Florence Earle Coates (1850-1927)

"She is prominent in Philadelphia literary life, and has a pleasant home in Germantown; her husband is president of the Pennsylvania Academy of Fine Arts.  Morning appeared in Lippincott's and Sappho in the Atlantic ." (Crandall)

Morning

I woke and heard the thrushes sing at dawn,—
A strangely blissful burst of melody,
A chant of rare, exultant certainty,
Fragrant, as springtime breaths, of wood and lawn.
Night's eastern curtains still were closely drawn;
No roseate flush predicted pomps to be,
Or spoke of morning loveliness to me,
But, for those happy birds,—the night was gone!

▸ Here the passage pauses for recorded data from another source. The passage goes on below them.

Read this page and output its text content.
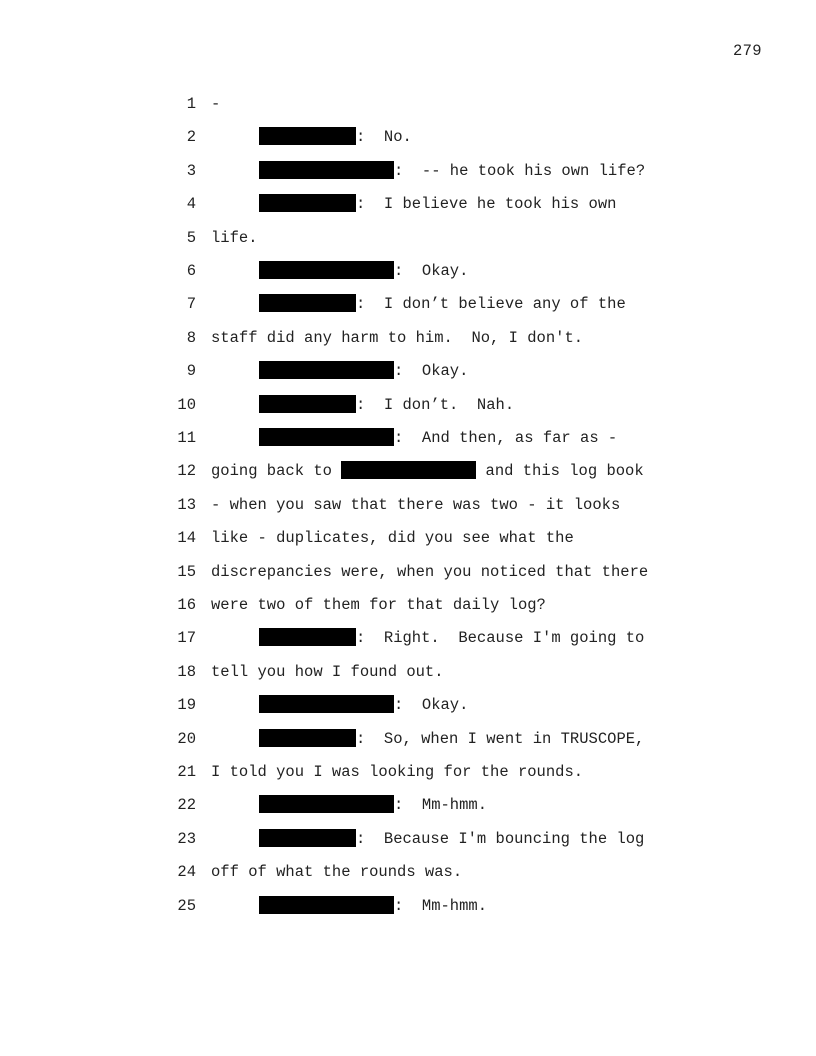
279
1 -
2	:  No.
3	:  -- he took his own life?
4	:  I believe he took his own
5 life.
6	:  Okay.
7	:  I don’t believe any of the
8 staff did any harm to him.  No, I don't.
9	:  Okay.
10	:  I don’t.  Nah.
11	:  And then, as far as -
12 going back to	and this log book
13 - when you saw that there was two - it looks
14 like - duplicates, did you see what the
15 discrepancies were, when you noticed that there
16 were two of them for that daily log?
17	:  Right.  Because I'm going to
18 tell you how I found out.
19	:  Okay.
20	:  So, when I went in TRUSCOPE,
21 I told you I was looking for the rounds.
22	:  Mm-hmm.
23	:  Because I'm bouncing the log
24 off of what the rounds was.
25	:  Mm-hmm.
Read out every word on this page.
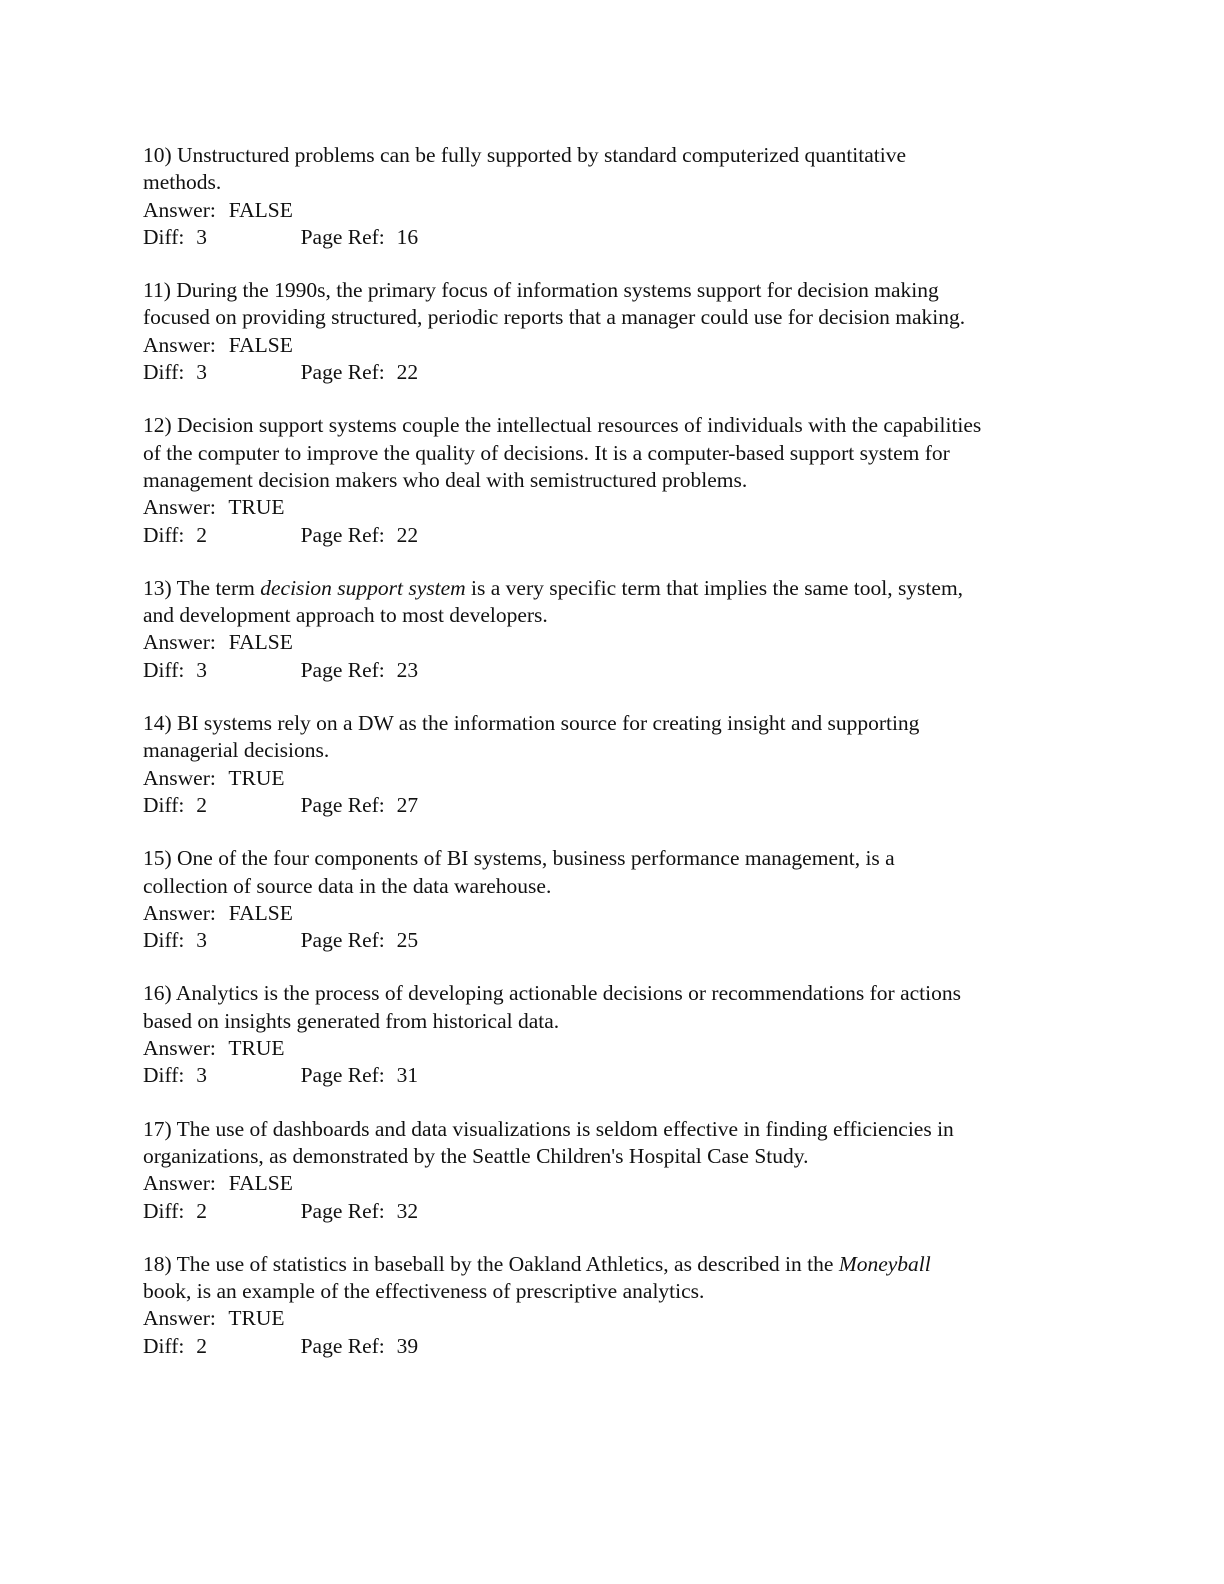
10) Unstructured problems can be fully supported by standard computerized quantitative
methods.
Answer: FALSE
Diff: 3	Page Ref: 16
11) During the 1990s, the primary focus of information systems support for decision making
focused on providing structured, periodic reports that a manager could use for decision making.
Answer: FALSE
Diff: 3	Page Ref: 22
12) Decision support systems couple the intellectual resources of individuals with the capabilities
of the computer to improve the quality of decisions. It is a computer-based support system for
management decision makers who deal with semistructured problems.
Answer: TRUE
Diff: 2	Page Ref: 22
13) The term decision support system is a very specific term that implies the same tool, system,
and development approach to most developers.
Answer: FALSE
Diff: 3	Page Ref: 23
14) BI systems rely on a DW as the information source for creating insight and supporting
managerial decisions.
Answer: TRUE
Diff: 2	Page Ref: 27
15) One of the four components of BI systems, business performance management, is a
collection of source data in the data warehouse.
Answer: FALSE
Diff: 3	Page Ref: 25
16) Analytics is the process of developing actionable decisions or recommendations for actions
based on insights generated from historical data.
Answer: TRUE
Diff: 3	Page Ref: 31
17) The use of dashboards and data visualizations is seldom effective in finding efficiencies in
organizations, as demonstrated by the Seattle Children's Hospital Case Study.
Answer: FALSE
Diff: 2	Page Ref: 32
18) The use of statistics in baseball by the Oakland Athletics, as described in the Moneyball
book, is an example of the effectiveness of prescriptive analytics.
Answer: TRUE
Diff: 2	Page Ref: 39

Darkling they sang, nor guessed what care consumes
Man's questioning spirit; heedless of decay,
They sang of joy and dew-embalmèd blooms.
My doubts grew still, doubts seemed so poor while they,
Sweet worshipers of light, from leafy glooms
Poured forth transporting prophecies of day.

Let Me Believe

Let me believe you, love, or let me die!
If on your faith I may not rest secure,
Beyond all chance of peradvenure sure,
Trusting your half avowals sweet and shy,
As trusts the lark the pallid, dawn-lit sky
Then would I rather in some grave obscure
Repose forlorn, than, living on, endure
A question each dear transport to belie.

It is a pain to thirst and do without
A pain to suffer what we deem unjust,
To win a joy and lay it in the dust;
But there's a fiercer pain,—the pain of doubt:
From other griefs Death sets the spirit free:
Doubt steals the light from immortality!

Sappho

As a wan weaver in an attic dim,
Hopeless yet patient, so he may be fed
With scanty store of sorrow-seasoned bread,
Heareth a blithe bird carol over him,
And sees no longer walls and rafters grim,
But rural lanes where little feet are led
Through springing flowers, fields with clover spread,
Clouds, swan-like, that o'er depths of azure swim,—

So when upon our earth-dulled ear new breaks
Some fragment, Sappho, of thy skyey song,
A noble wonder in our souls awakes;
The deathless Beautiful draws strangely nigh,
And we look up and marvel how so long
We were content to drudge for sordid joys that die.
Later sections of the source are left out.